Major UK festivals ‘merging into one’


festivals

Photo: Live4ever Media




The organiser of the UK’s newest live music festival has said the established major events are becoming too similar and have started to ‘merge into one’.

British Summer Time will launch in June at London’s Hyde Park after Live Nation withdrew its Hard Rock Calling and Wireless events from the outdoor venue, and promises six consecutive days of food markets, film set-style zones and micro-breweries along with its headline acts, of which Bon Jovi became the first to be confirmed last month.

And promoter Jim King has told BBC Newsbeat this new experience for festival-goers will help the new event to stand out from its more established competitors.

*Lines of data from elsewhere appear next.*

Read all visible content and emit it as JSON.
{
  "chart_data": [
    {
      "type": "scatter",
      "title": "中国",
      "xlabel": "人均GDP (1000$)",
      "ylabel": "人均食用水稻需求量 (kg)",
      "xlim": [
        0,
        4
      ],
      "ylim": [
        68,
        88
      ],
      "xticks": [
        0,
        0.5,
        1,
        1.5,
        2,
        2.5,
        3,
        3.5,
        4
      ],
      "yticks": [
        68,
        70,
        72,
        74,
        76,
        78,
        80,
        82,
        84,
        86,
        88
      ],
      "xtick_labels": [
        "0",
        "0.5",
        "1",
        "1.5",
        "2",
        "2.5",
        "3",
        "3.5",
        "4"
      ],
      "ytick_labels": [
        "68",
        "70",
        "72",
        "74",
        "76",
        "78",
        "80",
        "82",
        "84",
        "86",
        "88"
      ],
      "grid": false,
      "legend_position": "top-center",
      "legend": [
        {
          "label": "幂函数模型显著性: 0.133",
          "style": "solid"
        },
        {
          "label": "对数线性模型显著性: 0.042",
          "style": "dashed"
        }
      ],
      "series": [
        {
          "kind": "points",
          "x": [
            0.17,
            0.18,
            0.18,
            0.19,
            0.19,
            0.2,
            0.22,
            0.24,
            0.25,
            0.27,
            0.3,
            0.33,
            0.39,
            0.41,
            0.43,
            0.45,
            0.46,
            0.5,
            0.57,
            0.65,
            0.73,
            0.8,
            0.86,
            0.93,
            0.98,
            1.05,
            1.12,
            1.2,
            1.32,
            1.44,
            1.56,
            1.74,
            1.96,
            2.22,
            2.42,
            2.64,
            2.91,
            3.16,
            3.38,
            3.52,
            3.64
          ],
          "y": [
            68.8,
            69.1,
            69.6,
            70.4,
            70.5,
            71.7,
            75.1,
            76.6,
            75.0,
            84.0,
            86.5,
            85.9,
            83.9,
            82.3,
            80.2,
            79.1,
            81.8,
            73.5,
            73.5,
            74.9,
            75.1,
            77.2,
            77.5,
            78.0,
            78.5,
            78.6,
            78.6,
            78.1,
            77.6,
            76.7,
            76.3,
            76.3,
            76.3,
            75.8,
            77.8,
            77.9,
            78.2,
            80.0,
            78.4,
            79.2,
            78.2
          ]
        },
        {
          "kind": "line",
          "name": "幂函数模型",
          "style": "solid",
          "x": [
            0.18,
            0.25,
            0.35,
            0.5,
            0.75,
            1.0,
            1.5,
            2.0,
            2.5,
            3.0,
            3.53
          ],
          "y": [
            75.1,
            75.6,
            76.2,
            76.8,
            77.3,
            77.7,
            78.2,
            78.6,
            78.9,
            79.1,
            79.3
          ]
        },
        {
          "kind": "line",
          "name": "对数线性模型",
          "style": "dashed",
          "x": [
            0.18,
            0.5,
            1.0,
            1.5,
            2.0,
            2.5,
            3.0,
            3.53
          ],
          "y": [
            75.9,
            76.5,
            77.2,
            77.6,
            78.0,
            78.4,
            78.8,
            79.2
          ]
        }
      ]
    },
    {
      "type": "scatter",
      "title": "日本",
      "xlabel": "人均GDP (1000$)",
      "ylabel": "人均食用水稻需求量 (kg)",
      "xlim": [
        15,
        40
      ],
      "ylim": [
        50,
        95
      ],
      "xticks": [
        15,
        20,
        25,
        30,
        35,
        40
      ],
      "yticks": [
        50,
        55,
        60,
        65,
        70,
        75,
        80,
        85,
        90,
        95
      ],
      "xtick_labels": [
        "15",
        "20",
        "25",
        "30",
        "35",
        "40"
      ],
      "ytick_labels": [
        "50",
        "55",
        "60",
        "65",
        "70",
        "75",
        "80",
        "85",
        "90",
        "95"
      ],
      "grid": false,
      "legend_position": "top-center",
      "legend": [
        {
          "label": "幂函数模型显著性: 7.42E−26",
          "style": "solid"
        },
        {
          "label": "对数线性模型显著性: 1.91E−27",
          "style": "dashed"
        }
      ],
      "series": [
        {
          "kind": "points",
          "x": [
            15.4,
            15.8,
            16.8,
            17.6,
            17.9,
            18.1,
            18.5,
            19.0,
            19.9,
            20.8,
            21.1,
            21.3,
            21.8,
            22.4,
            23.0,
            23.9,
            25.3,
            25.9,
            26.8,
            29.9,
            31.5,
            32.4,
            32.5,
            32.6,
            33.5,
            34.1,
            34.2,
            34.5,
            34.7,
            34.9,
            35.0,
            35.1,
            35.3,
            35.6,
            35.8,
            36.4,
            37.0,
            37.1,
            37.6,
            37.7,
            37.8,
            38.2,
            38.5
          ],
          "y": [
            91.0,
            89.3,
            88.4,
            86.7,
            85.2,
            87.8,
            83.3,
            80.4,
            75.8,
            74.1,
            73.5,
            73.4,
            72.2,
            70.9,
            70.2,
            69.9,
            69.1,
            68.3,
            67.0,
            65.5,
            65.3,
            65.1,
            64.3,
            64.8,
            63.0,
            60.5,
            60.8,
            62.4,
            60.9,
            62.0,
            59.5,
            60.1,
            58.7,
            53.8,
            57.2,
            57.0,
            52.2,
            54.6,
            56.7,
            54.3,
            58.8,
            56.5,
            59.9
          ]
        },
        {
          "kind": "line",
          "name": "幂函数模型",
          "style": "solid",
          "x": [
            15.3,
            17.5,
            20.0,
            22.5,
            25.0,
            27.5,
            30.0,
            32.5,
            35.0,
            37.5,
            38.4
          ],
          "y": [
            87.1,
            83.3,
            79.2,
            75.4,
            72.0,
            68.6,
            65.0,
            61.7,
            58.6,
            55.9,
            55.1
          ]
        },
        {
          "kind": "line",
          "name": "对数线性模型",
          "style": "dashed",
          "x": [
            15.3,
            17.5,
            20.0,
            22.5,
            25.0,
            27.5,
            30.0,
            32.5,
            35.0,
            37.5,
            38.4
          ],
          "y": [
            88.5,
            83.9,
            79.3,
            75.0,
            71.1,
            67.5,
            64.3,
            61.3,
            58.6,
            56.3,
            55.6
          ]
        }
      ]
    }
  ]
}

“The research is there,” he remarks. “It’s very clear. There is a homogenisation, if you like. A lot of events are merging into one in terms of look and feel and service. Creatively we needed to come up with something drastically different from other shows and what had taken place in the park previously.”

“The big festivals can become quite similar as they mainly compete for ticket sales through their line-up but ticket holders want more now,” Beach Break organiser Ian Forshew agrees.

However Andy Copping, the man behind Download, has insisted any new venture will struggle to make an impact on the busy UK festival circuit regardless of what it hopes to offer fans if it fails to secure big name performers.

“If you haven’t got the big name acts it doesn’t matter how great the toilets are or how fantastic the food is,” Copping says. “It’s never going to change.”